On the way up-town in the machine Patricia examined him, smiling curiously.
"What a delusion you are, Ross Burnett! Railing in one moment at matrimony and in the next, tagging around like a tame bear at the heels of the first pretty girl that crosses your path."
"She _is_ pretty, isn't she?" he admitted, promptly.
"And quite the rage--this is her third season you know. You seemed to be getting on very rapidly----"
"Oh, it was all a mistake," Burnett laughed. "She thought I was an artist."
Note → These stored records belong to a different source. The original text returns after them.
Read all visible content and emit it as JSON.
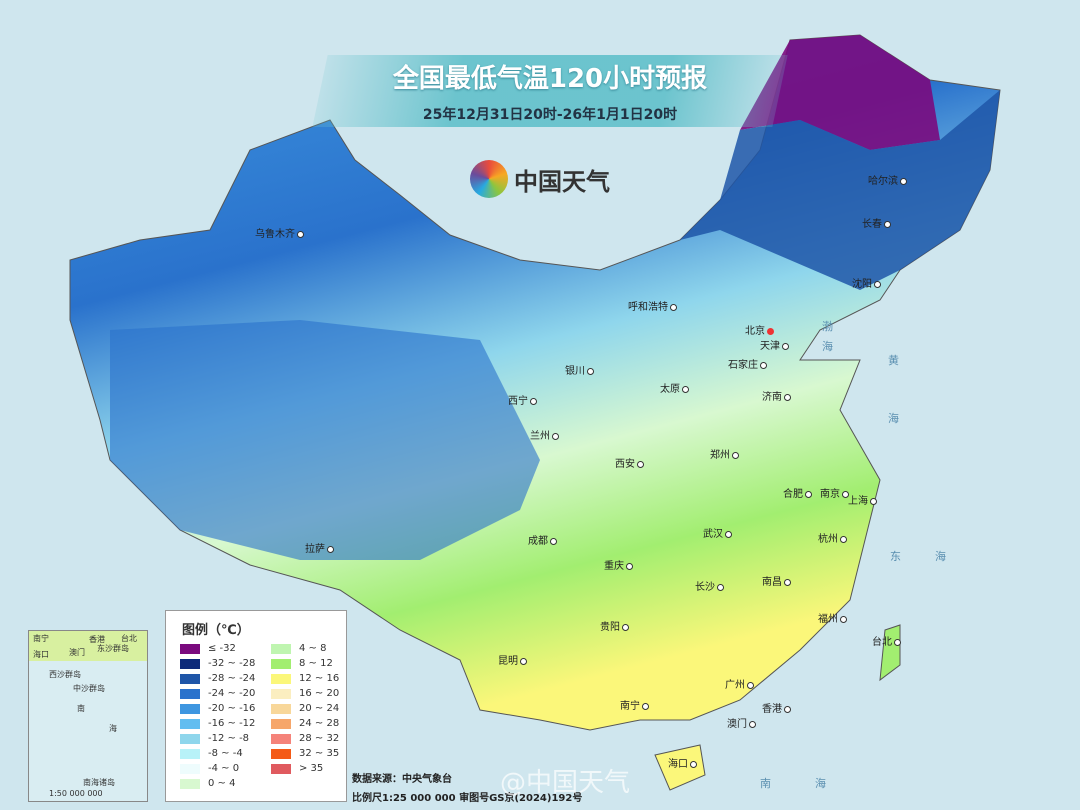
{
  "header": {
    "title": "全国最低气温120小时预报",
    "subtitle": "25年12月31日20时-26年1月1日20时",
    "brand": "中国天气"
  },
  "cities": [
    {
      "name": "乌鲁木齐",
      "capital": false
    },
    {
      "name": "哈尔滨",
      "capital": false
    },
    {
      "name": "长春",
      "capital": false
    },
    {
      "name": "沈阳",
      "capital": false
    },
    {
      "name": "北京",
      "capital": true
    },
    {
      "name": "天津",
      "capital": false
    },
    {
      "name": "呼和浩特",
      "capital": false
    },
    {
      "name": "石家庄",
      "capital": false
    },
    {
      "name": "太原",
      "capital": false
    },
    {
      "name": "济南",
      "capital": false
    },
    {
      "name": "银川",
      "capital": false
    },
    {
      "name": "西宁",
      "capital": false
    },
    {
      "name": "兰州",
      "capital": false
    },
    {
      "name": "西安",
      "capital": false
    },
    {
      "name": "郑州",
      "capital": false
    },
    {
      "name": "合肥",
      "capital": false
    },
    {
      "name": "南京",
      "capital": false
    },
    {
      "name": "上海",
      "capital": false
    },
    {
      "name": "武汉",
      "capital": false
    },
    {
      "name": "杭州",
      "capital": false
    },
    {
      "name": "成都",
      "capital": false
    },
    {
      "name": "重庆",
      "capital": false
    },
    {
      "name": "拉萨",
      "capital": false
    },
    {
      "name": "长沙",
      "capital": false
    },
    {
      "name": "南昌",
      "capital": false
    },
    {
      "name": "福州",
      "capital": false
    },
    {
      "name": "贵阳",
      "capital": false
    },
    {
      "name": "昆明",
      "capital": false
    },
    {
      "name": "台北",
      "capital": false
    },
    {
      "name": "南宁",
      "capital": false
    },
    {
      "name": "广州",
      "capital": false
    },
    {
      "name": "香港",
      "capital": false
    },
    {
      "name": "澳门",
      "capital": false
    },
    {
      "name": "海口",
      "capital": false
    }
  ],
  "seas": [
    "渤",
    "海",
    "黄",
    "海",
    "东",
    "海",
    "南",
    "海"
  ],
  "legend": {
    "title": "图例（℃）",
    "items": [
      {
        "label": "≤ -32",
        "color": "#7a0a7e"
      },
      {
        "label": "-32 ~ -28",
        "color": "#0d2a7a"
      },
      {
        "label": "-28 ~ -24",
        "color": "#1f56a8"
      },
      {
        "label": "-24 ~ -20",
        "color": "#2a72cc"
      },
      {
        "label": "-20 ~ -16",
        "color": "#3e96e0"
      },
      {
        "label": "-16 ~ -12",
        "color": "#62bdf0"
      },
      {
        "label": "-12 ~ -8",
        "color": "#8fd6ec"
      },
      {
        "label": "-8 ~ -4",
        "color": "#b8f2f8"
      },
      {
        "label": "-4 ~ 0",
        "color": "#eefcfd"
      },
      {
        "label": "0 ~ 4",
        "color": "#d8f8d0"
      },
      {
        "label": "4 ~ 8",
        "color": "#bff5b0"
      },
      {
        "label": "8 ~ 12",
        "color": "#a2ee70"
      },
      {
        "label": "12 ~ 16",
        "color": "#fbf77a"
      },
      {
        "label": "16 ~ 20",
        "color": "#fbeec0"
      },
      {
        "label": "20 ~ 24",
        "color": "#f8d79a"
      },
      {
        "label": "24 ~ 28",
        "color": "#f6a66a"
      },
      {
        "label": "28 ~ 32",
        "color": "#f5837a"
      },
      {
        "label": "32 ~ 35",
        "color": "#f45a16"
      },
      {
        "label": "> 35",
        "color": "#e05a5f"
      }
    ]
  },
  "inset": {
    "labels": [
      "南宁",
      "香港",
      "台北",
      "海口",
      "澳门",
      "东沙群岛",
      "西沙群岛",
      "中沙群岛",
      "南",
      "海",
      "南海诸岛"
    ],
    "scale": "1:50 000 000"
  },
  "footer": {
    "source": "数据来源：中央气象台",
    "scale": "比例尺1:25 000 000 审图号GS京(2024)192号",
    "watermark": "@中国天气"
  }
}
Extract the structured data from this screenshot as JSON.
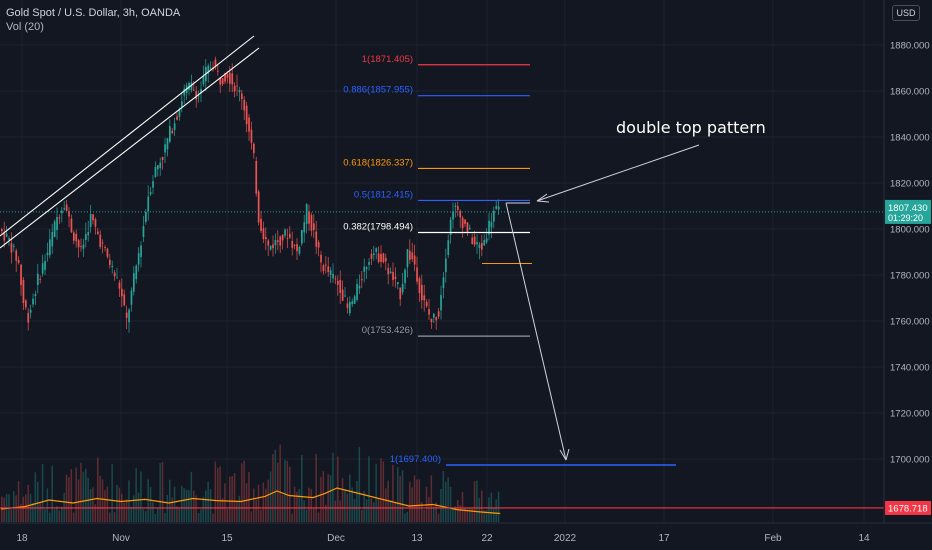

"An artist? What in the world----"
"I'm going to do her portrait----"
"You!" Patricia leaned forward eagerly. "What do you mean?"
"That I'm brother Philip--the chap that did the Agatha. She mistook me for him, and she was so nice about it that I didn't like to interfere."
Crabb was lighting a cigarette.
"I'm afraid, my dear Ross, that the East has sapped some of your moral fiber," he said.
"It's perfectly delightful," laughed Patricia.
"But Ross can't paint----"
"I'd like to try," said Burnett.
"Fiddlesticks!"
Patricia said no more, but all the way home her face wore a smile which would not come off. The miracle had happened. Had she searched New York she could not have found a girl more eminently suited to Ross Burnett. That night Mortimer had some writing to do, but Patricia and her guest sat for a long while talking earnestly in the library. They didn't take Mortimer into their confidence, for Patricia had now gleefully donned the mantle her husband had so carelessly thrown aside. Here was an opportunity to make, and Patricia became the goddess in the machine.